É verdade. Mas, mesmo com todo a popularidade da Embrapa entre os países em desenvolvimento, o ganho da empresa tem sido mesmo nas novas amostras de germoplasma, a matéria-prima básica da pesquisa agrícola. Instituição pública, a Embrapa não lucra ao dividir seus conhecimentos com outros países. Na verdade, as visitas e as viagens dos técnicos são pagas pelos países contratantes, na maioria das vezes subsidiados por algum programa de investimento do Banco Mundial, do BID ou da Agência Japonesa de Cooperação Internacional (Jica). Em outros casos, parte dos recursos sai da Agência Brasileira de Cooperação, ligada ao Itamaraty. Segundo Costa, um projeto de transferência de tecnologia de dois anos, com idas e vindas de consultores dos países envolvidos, custa por volta de US$ 100 mil. Uma ninharia, perto de projetos que envolvem países desenvolvidos, cujo orçamento facilmente ultrapassa US$ 1 milhão.

A Embrapa também conhece bem esse outro lado - o das pesquisas de ponta em países desenvolvidos. Além dos Laboratórios da Embrapa no Exterior (Labex), nos EUA e na França, a instituição tem parcerias com boa parte dos países tropicais, donos de pesquisas avançadas no agronegócio, como Nova Zelândia, Austrália, África do Sul e Índia. Uma de suas metas, agora, é ter uma base sua nos países em desenvolvimento.

Uma das opões poderá ser uma parceria com as multinacionais brasileiras que têm negócios nesses países. A Vale do Rio Doce, por exemplo, associou-se à Embrapa na concorrência para a exploração da mina de carvão de Moatize, no vale do Rio Zambezi, em Moçambique. Para compensar o impacto ambiental com a exploração da mina, a Vale ofereceria à região uma série de programas sociais e de desenvolvimento. Entre eles, estaria a colaboração com a Embrapa no desenvolvimento do potencial agrícola da região. "É uma área parecida com a do Rio São Francisco, com grande perspectivas para a fruticultura irrigada", diz Bragantini. Outra opção seria uma parceria semelhante com a Petrobras em Angola, nas áreas de prospecção de petróleo.

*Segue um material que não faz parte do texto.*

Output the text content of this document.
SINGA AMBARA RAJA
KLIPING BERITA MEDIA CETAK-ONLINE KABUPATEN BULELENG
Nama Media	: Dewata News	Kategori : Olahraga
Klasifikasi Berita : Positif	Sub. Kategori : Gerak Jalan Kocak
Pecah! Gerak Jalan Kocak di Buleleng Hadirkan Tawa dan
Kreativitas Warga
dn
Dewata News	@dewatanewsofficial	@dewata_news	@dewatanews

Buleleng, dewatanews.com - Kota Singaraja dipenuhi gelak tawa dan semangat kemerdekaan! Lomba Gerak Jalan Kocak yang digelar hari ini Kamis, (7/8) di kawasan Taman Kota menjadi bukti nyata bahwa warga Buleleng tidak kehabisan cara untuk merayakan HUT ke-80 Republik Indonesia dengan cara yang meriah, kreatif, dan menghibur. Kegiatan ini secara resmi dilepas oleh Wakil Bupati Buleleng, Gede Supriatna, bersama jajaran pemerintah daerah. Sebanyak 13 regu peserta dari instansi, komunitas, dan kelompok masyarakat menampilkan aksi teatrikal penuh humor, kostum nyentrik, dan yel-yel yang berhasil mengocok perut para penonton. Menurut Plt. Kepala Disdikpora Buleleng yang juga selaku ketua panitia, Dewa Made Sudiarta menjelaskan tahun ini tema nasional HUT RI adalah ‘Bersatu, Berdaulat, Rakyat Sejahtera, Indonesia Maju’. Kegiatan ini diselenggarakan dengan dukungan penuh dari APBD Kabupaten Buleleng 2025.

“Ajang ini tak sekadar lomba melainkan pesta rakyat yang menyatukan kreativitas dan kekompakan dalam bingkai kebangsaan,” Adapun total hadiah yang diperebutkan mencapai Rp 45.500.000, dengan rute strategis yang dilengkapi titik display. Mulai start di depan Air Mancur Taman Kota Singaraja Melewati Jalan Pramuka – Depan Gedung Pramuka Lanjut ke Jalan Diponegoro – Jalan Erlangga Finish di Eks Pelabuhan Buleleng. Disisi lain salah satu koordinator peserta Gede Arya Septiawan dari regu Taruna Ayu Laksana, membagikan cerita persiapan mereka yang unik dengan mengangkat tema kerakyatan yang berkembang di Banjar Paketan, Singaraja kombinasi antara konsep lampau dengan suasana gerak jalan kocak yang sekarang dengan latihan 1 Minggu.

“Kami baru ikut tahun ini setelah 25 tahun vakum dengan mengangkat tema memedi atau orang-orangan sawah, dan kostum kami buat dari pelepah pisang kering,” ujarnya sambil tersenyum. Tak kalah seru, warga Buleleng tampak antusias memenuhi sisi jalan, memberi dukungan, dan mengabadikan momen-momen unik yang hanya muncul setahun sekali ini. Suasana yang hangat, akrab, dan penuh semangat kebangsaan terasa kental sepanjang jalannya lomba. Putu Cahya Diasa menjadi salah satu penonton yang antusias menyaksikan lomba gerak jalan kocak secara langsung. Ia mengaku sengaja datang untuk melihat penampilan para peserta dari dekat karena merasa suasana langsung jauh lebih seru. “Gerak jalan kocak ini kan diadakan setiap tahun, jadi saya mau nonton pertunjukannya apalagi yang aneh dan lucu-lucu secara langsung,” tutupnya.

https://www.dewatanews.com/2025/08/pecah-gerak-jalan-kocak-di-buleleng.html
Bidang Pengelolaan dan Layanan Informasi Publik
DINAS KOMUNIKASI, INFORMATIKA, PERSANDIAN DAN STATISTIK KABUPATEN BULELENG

Mas, ao ceder seus conhecimentos tecnológicos a países com clima semelhante ao Brasil, não estaria a Embrapa alimentando futuros e potenciais concorrentes? Certamente. "Pensando-se friamente, quanto mais países forem competitivos, mais difícil será conquistar os mercados", afirma Bragantini. "Mas seria uma mesquinhez gigantesca não dividir esse conhecimento porque a tecnologia tem prazo de validade e, ser competitivo, é sempre estar à frente e dar o passo seguinte."